Past incidents have occurred near the current cleanup site. Along the same pipeline route and just a few miles west, a Marathon line spilled more than 136,000 gallons of crude oil in 2002, of which only about 15% was recovered.

Most recently, in February 2019, approximately 200,000 gallons of oil spilled from storage tanks in Granite City, some contaminating the city’s sewer system and nearby soil.

The very next day, a separate oil leak in St. Charles County shut down the Keystone pipeline, after spilling 1,800 gallons of crude near the Missouri River.

In 2010, TransCanada, the operator of the Keystone pipeline, specifically identified St. Charles County as the “worst-case scenario” location for a spill. That year, the company had to dig up part of the pipeline, after government tests revealed parts of the project could have been built with faulty steel.

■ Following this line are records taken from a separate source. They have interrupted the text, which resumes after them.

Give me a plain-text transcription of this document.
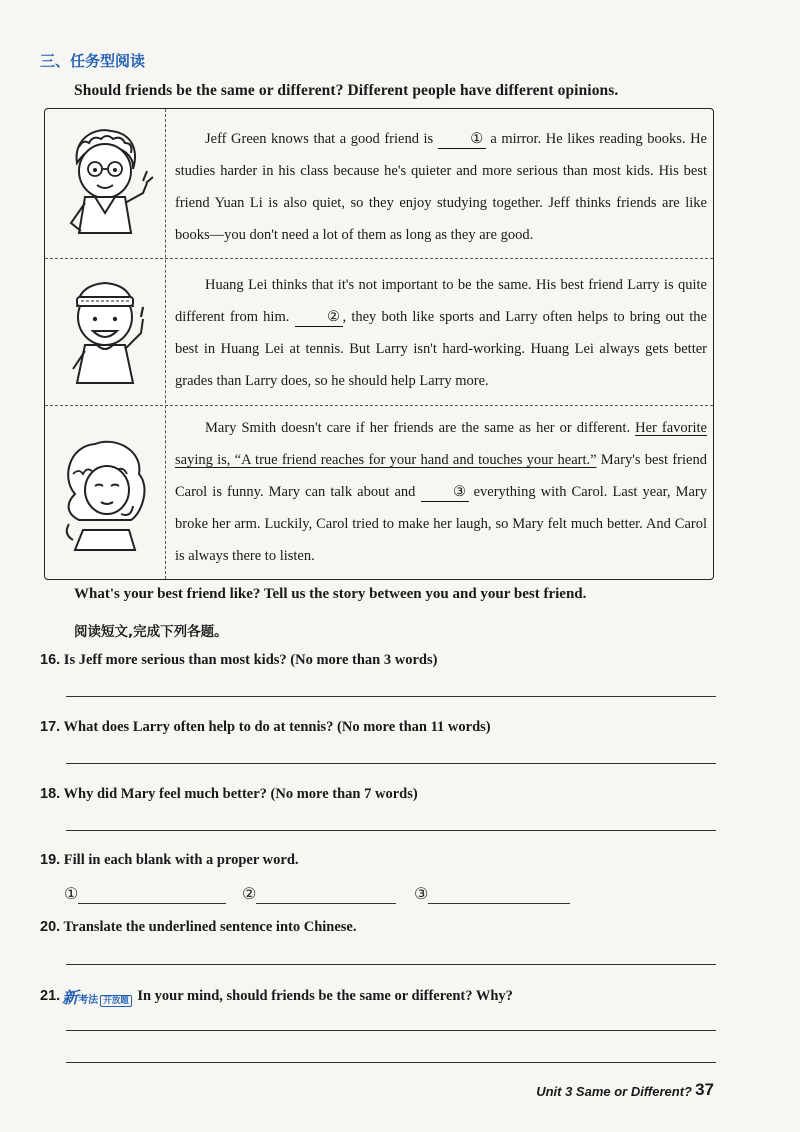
三、任务型阅读
Should friends be the same or different? Different people have different opinions.

Jeff Green knows that a good friend is ① a mirror. He likes reading books. He studies harder in his class because he's quieter and more serious than most kids. His best friend Yuan Li is also quiet, so they enjoy studying together. Jeff thinks friends are like books—you don't need a lot of them as long as they are good.

Huang Lei thinks that it's not important to be the same. His best friend Larry is quite different from him. ② , they both like sports and Larry often helps to bring out the best in Huang Lei at tennis. But Larry isn't hard-working. Huang Lei always gets better grades than Larry does, so he should help Larry more.

Mary Smith doesn't care if her friends are the same as her or different. Her favorite saying is, “A true friend reaches for your hand and touches your heart.” Mary's best friend Carol is funny. Mary can talk about and ③ everything with Carol. Last year, Mary broke her arm. Luckily, Carol tried to make her laugh, so Mary felt much better. And Carol is always there to listen.

What's your best friend like? Tell us the story between you and your best friend.
阅读短文,完成下列各题。
16. Is Jeff more serious than most kids? (No more than 3 words)
17. What does Larry often help to do at tennis? (No more than 11 words)
18. Why did Mary feel much better? (No more than 7 words)
19. Fill in each blank with a proper word.
①	②	③
20. Translate the underlined sentence into Chinese.
21. 新考法 开放题 In your mind, should friends be the same or different? Why?
Unit 3 Same or Different? 37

Excavation in the northwest part of Missouri found nine anomalies in the pipeline. The Post-Dispatch reported that year that more of the line may have had to be dug if government pipe strength standards had not been relaxed in 2009.

Caram said pipeline operators can combat threats such as corrosion by running electrical current through the lines. Meanwhile, inspection tools can be sent inside the lines to check and identify anomalies, such as dents or places where the thickness of the pipe varies.

Looking ahead, experts like him are curious to learn more about the recent Edwardsville spill, Marathon’s leak inspection and detection practices, and whether the causes ultimately point to broader risks in the system. of pipelines, or if the risks were unique to that unique location.

“Is there a risk to the rest of the system? Karam asked. “The public should pay attention to the cause of the failure.”

Janelle O’Dea of ​​the Post-Dispatch contributed to this report.